Kittisak Jermsittiparsert and Waurasit Poothong

Global Journal of Health Science, 2017, vol. 9, issue 10, 127

Abstract: This research aims to (1) examine the political ideology and prioritization of qualities for men to be chosen as a boyfriend, (2) compare such prioritization among individuals by considering their personal factors, including class years, majors, hometowns, parents’ occupations, and household incomes, and (3) test the relationship between the political ideology and such prioritization. The research is conducted by collecting data from 400 female students of a private university in Pathumthani, Thailand who registered in the final semester of the 2016 academic year. The data are collected via questionnaires, and statistically analyzed by finding the frequencies, percentages, means, and standard deviations as well as by adopting the methods of one-way analysis of variance (ANOVA), Tukey’s Pairwise Comparison Test, and Pearson’s correlation coefficient analysis, with the statistical significance set at the 5-percent level.
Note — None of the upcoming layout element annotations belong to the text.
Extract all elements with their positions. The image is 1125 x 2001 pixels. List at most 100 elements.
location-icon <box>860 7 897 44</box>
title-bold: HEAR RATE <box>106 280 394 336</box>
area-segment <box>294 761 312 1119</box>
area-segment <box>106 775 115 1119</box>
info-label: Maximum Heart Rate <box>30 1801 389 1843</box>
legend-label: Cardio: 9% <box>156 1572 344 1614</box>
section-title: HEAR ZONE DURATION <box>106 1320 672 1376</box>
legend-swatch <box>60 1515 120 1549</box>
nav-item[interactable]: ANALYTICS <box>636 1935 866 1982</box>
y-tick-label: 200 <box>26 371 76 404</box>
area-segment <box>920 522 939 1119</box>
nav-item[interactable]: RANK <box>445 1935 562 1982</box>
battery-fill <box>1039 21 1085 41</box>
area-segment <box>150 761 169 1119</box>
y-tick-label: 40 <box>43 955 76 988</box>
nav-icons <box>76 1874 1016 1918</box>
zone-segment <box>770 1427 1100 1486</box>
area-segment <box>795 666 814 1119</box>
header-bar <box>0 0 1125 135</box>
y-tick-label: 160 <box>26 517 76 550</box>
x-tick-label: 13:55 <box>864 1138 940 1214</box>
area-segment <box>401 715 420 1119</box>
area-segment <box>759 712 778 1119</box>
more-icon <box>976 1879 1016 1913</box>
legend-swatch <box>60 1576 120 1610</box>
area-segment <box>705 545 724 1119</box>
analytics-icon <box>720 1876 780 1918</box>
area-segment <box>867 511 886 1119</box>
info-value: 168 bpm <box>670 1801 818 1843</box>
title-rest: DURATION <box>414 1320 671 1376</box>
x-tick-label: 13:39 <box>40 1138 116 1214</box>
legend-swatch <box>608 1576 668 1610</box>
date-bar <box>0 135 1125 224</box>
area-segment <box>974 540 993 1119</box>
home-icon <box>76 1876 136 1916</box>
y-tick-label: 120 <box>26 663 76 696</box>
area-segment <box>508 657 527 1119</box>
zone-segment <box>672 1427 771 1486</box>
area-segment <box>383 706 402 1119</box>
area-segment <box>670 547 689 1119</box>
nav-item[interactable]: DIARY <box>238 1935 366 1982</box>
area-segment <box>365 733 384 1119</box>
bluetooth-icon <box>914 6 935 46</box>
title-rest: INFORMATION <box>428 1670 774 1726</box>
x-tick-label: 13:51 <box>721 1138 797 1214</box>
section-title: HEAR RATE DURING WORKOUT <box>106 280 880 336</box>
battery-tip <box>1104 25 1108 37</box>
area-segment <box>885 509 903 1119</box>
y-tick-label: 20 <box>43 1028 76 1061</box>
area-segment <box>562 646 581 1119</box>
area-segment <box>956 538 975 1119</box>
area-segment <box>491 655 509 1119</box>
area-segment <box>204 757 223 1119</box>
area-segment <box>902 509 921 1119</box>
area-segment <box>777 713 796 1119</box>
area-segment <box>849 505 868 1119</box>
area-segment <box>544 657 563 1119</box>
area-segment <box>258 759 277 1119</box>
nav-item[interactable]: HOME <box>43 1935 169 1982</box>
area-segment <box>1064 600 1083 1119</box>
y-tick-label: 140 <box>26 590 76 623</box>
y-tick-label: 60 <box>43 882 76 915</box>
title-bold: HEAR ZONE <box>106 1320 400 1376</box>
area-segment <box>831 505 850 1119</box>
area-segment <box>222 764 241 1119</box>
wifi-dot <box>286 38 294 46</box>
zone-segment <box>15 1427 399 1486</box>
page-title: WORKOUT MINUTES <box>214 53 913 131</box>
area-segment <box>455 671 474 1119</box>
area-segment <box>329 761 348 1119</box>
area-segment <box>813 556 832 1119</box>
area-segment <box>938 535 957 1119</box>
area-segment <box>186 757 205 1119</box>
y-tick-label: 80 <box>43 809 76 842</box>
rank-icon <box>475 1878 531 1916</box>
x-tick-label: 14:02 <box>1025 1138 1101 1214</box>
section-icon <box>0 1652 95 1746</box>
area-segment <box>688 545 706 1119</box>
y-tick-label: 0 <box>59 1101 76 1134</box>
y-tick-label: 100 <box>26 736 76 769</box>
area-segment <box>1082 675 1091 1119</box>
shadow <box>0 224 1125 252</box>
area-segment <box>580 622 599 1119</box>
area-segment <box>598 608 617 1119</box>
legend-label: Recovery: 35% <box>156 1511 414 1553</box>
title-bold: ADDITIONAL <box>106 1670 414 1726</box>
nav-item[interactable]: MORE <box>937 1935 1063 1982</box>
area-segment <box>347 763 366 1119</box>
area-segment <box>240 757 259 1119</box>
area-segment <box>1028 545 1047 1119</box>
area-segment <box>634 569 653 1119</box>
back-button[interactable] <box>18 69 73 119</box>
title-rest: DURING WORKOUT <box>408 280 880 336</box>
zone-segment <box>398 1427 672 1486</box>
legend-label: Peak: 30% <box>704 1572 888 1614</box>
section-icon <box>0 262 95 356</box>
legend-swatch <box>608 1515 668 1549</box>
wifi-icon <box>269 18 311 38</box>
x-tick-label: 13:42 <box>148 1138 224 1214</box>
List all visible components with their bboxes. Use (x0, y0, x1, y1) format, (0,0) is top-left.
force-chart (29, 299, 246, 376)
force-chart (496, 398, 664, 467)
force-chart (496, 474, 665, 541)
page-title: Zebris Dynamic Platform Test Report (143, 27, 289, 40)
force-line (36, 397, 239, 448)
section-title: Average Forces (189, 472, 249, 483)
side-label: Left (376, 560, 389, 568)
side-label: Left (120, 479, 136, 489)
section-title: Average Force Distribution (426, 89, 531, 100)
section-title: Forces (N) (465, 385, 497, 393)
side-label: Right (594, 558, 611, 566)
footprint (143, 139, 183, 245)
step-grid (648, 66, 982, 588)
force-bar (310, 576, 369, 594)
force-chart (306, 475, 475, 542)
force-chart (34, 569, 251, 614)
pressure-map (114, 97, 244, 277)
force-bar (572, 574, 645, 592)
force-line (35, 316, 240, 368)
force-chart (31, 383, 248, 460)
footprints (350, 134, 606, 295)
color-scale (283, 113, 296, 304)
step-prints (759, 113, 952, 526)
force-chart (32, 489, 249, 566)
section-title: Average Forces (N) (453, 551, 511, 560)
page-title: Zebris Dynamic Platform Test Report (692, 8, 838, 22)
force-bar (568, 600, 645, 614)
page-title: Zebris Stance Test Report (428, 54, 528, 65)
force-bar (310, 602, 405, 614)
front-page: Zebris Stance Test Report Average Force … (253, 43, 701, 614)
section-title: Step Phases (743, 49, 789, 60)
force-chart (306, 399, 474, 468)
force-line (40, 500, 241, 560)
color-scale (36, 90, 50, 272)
The results show that overall the sample’s political ideology leans slightly towards liberalism, and the sample gives a moderate priority to the qualities of men to be chosen as a boyfriend. The quality to which the sample gives the top priority is the personal characters of the men. It is also found that the five personal factors also affect the prioritization of qualities for men to be chosen as a boyfriend, and that the political ideology and the prioritization of qualities for the boyfriend-to-be are only weakly related.